The head of the research team, Assistant Professor Corina Amor Vegas, MD, PhD, explained the significance of their findings, stating, “Cellular senescence is a stress response program characterized by stable cell cycle arrest and the production of the senescence-associated secretory phenotype (SASP), which includes pro-inflammatory cytokines and matrix remodeling enzymes.” This insight into the nature of senescent cells paved the way for the development of a targeted therapeutic strategy.

Senolytic approach

The study focused on senolytic approaches based on uPAR CAR T cells that target the cell surface protein uPAR which is overly expressed in senolytic cells. Compared to the control, animals treated with uPAR CAR T cells showed lower body weight, increased physical activity, and improved metabolism and glucose tolerance, without presenting tissue damage or toxicity. These results highlight the capacity of uPAR CAR T cells to remove senescent uPAR-positive cells safely and effectively.

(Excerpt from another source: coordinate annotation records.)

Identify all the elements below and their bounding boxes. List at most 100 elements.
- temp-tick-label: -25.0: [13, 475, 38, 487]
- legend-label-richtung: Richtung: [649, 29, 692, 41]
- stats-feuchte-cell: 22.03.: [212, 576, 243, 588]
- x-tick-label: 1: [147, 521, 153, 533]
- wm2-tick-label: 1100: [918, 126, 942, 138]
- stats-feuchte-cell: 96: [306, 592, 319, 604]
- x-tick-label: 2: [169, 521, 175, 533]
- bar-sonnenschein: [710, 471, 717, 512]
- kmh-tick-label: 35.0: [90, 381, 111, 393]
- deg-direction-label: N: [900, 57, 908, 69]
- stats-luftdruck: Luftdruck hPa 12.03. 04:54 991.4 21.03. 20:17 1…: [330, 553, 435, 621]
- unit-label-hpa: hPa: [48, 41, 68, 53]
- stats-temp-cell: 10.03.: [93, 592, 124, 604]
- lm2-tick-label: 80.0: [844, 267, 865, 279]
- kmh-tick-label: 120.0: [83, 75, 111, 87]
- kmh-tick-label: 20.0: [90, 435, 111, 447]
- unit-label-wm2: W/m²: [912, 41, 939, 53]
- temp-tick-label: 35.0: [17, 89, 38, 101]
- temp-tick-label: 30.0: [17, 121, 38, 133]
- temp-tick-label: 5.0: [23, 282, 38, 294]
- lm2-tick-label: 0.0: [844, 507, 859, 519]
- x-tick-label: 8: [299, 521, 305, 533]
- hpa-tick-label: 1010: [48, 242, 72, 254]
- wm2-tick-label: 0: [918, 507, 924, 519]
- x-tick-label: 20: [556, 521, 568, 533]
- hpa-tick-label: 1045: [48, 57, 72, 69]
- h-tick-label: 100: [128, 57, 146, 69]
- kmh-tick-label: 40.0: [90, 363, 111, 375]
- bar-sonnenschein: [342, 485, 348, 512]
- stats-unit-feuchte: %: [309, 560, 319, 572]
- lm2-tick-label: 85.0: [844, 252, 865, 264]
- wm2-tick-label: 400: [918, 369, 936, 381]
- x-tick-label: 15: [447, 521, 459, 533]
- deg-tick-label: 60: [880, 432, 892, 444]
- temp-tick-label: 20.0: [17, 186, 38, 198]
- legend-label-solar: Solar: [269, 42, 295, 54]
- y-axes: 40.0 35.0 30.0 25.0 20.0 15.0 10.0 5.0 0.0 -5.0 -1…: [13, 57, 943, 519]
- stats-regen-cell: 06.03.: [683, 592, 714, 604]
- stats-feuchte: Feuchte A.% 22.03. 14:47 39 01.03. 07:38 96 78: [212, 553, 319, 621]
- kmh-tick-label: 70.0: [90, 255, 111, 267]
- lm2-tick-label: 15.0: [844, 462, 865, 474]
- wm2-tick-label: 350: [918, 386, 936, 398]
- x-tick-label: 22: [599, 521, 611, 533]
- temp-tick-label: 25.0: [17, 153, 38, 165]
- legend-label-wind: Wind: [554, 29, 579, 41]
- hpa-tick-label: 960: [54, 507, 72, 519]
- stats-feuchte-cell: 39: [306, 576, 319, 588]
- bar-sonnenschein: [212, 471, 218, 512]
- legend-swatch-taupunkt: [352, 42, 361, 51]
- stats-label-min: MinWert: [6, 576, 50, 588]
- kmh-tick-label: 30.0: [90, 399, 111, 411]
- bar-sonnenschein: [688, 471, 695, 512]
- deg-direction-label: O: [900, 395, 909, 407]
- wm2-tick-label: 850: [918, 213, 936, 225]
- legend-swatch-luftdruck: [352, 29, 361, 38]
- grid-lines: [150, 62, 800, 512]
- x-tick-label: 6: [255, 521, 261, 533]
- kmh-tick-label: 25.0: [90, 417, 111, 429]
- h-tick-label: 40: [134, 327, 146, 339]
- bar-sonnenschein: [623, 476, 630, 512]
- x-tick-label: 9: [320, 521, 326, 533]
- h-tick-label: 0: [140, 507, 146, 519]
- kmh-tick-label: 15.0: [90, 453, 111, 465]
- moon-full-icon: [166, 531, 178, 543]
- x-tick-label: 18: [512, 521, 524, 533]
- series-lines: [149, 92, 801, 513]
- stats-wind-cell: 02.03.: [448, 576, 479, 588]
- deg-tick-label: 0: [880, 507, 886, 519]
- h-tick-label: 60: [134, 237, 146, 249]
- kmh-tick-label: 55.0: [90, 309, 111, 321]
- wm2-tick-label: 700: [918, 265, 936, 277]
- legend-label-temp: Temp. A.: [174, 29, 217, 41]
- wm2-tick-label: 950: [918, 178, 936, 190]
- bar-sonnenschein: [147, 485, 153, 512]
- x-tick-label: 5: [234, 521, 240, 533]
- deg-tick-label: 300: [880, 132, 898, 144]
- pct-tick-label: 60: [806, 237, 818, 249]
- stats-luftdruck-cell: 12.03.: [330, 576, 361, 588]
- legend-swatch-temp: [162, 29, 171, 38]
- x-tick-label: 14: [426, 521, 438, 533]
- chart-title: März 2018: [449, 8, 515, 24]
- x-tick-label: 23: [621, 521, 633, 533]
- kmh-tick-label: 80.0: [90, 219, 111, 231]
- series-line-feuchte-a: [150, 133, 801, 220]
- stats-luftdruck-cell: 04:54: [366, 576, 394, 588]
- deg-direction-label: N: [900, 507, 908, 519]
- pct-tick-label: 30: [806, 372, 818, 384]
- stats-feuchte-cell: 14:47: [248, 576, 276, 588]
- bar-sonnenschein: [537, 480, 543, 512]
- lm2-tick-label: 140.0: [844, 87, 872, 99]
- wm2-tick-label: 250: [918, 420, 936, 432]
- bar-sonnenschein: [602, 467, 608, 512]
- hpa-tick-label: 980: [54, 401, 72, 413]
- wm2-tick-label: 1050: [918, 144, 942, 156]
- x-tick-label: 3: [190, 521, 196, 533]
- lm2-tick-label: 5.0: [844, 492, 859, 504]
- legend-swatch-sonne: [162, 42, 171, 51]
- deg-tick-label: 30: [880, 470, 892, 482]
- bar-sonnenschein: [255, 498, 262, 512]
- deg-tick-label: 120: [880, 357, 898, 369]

The approach is long-lasting and effective, as Dr. Vegas and her team found that a single low dose of uPAR CAR T cells caused a significant impairment in age-induced or high-fat diet (HFD)-induced metabolic syndrome. Importantly, these effects persisted, highlighting the promise of this innovative therapy in combating age-related health issues.

uPAR upregulated in senolytic cells. Data from different cell types and ages.

Single-dose administration

Unlike conventional small-molecule approaches, CAR T cells offer a distinct advantage. Dr. Vegas highlighted this, stating, “Unlike small molecules, CAR T cells only require that the target antigen is differentially expressed on target cells compared to normal tissues; moreover, as ‘living drugs,’ these therapeutics have the potential to persist and mediate their potent effects for years after a single administration.” All this is based on the ability of T cells to develop a memory and persist in the body for a long time, unlike chemical drugs whose effect is limited to a brief interval after administration.

This longevity in effect could revolutionize the landscape of anti-aging interventions.

Further Confirmation from High-Fat Diet

The study also involved treating mice during their youth and administering therapy in response to a high-fat diet, mimicking conditions that often lead to metabolic dysfunction in humans. Also in this case, when compared to the control, the treated animals showed lower body weight and improved glucose and insulin tolerance.

Young mice treated with uPAR CAR T cells showing lower body weight and improved glucose tolerance compared to control animals.

Improved healthspan

The findings from this research have significant implications for the field of anti-aging therapeutics. With a focus on cellular senescence, this innovative approach could pave the way for interventions that not only extend lifespan but also enhance healthspan—the period of life spent in good health and free from serious illness.

As the research community grapples with the complexities of aging, the work led by Dr. Vegas and her team offers a ray of hope. The unique characteristics of CAR T cells, coupled with their ability to target senescent cells, open new avenues for developing interventions that go beyond merely extending life to actively improving the quality of life in later years.